I delivered testimony to the Ways and Means panel on behalf of COFAR that time is running out on the Fernald, Templeton, Monson, and Glavin developmental centers. The number of residents left in them has been reduced from roughly 475 in 2008 — when the administration first announced they would be closed — to about 165 today. Yet, no independent cost analysis has ever been done of the closures of those facilities.
It so happens that a bill (H. 3964) requiring such an independent analysis of the costs of closing three of the developmental centers — Templeton, Monson, and Glavin — is currently before the House Ways and Means Committee. The bill was sent to the committee last month after having sat in the Children, Families, and Persons with Disabilities Committee for more than a year.
These developmental centers provide a safety net for a small segment of the state’s intellectually disabled population that cannot function successfully in community-based group homes. Even the Association of Developmental Disabilities Providers, which represents state contractors that operate the group homes, acknowledges that the closures of the developmental centers have so far not produced promised fiscal benefits to the community-based system of care.

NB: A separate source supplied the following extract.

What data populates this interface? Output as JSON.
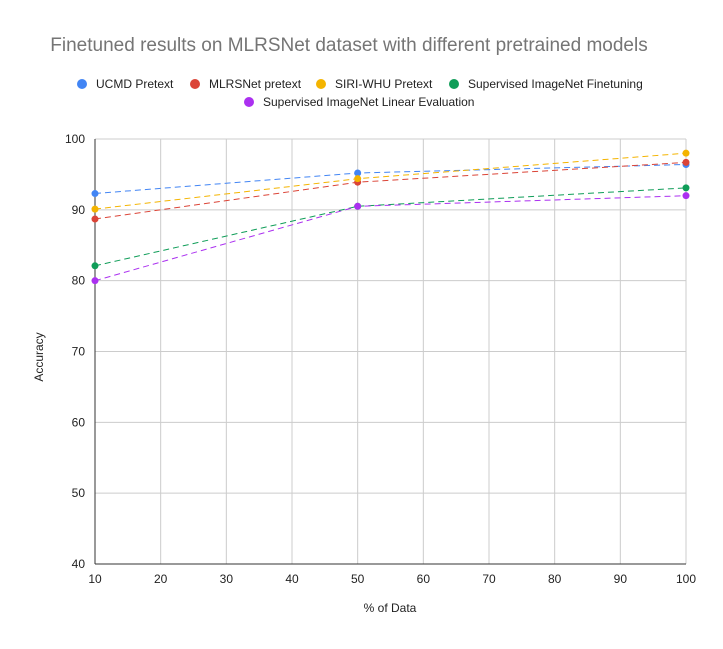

I said all of this to the members of the House and Senate Ways and Means panel. They listened impassively, as they had to everyone else. But when I was done there were no assurances provided and no questions.
I was left thinking that the Legislature in this state will indeed often find the money to undo some of the most egregious damage caused by the administration in care for our most vulnerable residents. But it is essentially a Band-Aid solution. The Legislature appears less interested in addressing or questioning the overall policy this state has been following of cutting and privatizing vital human services.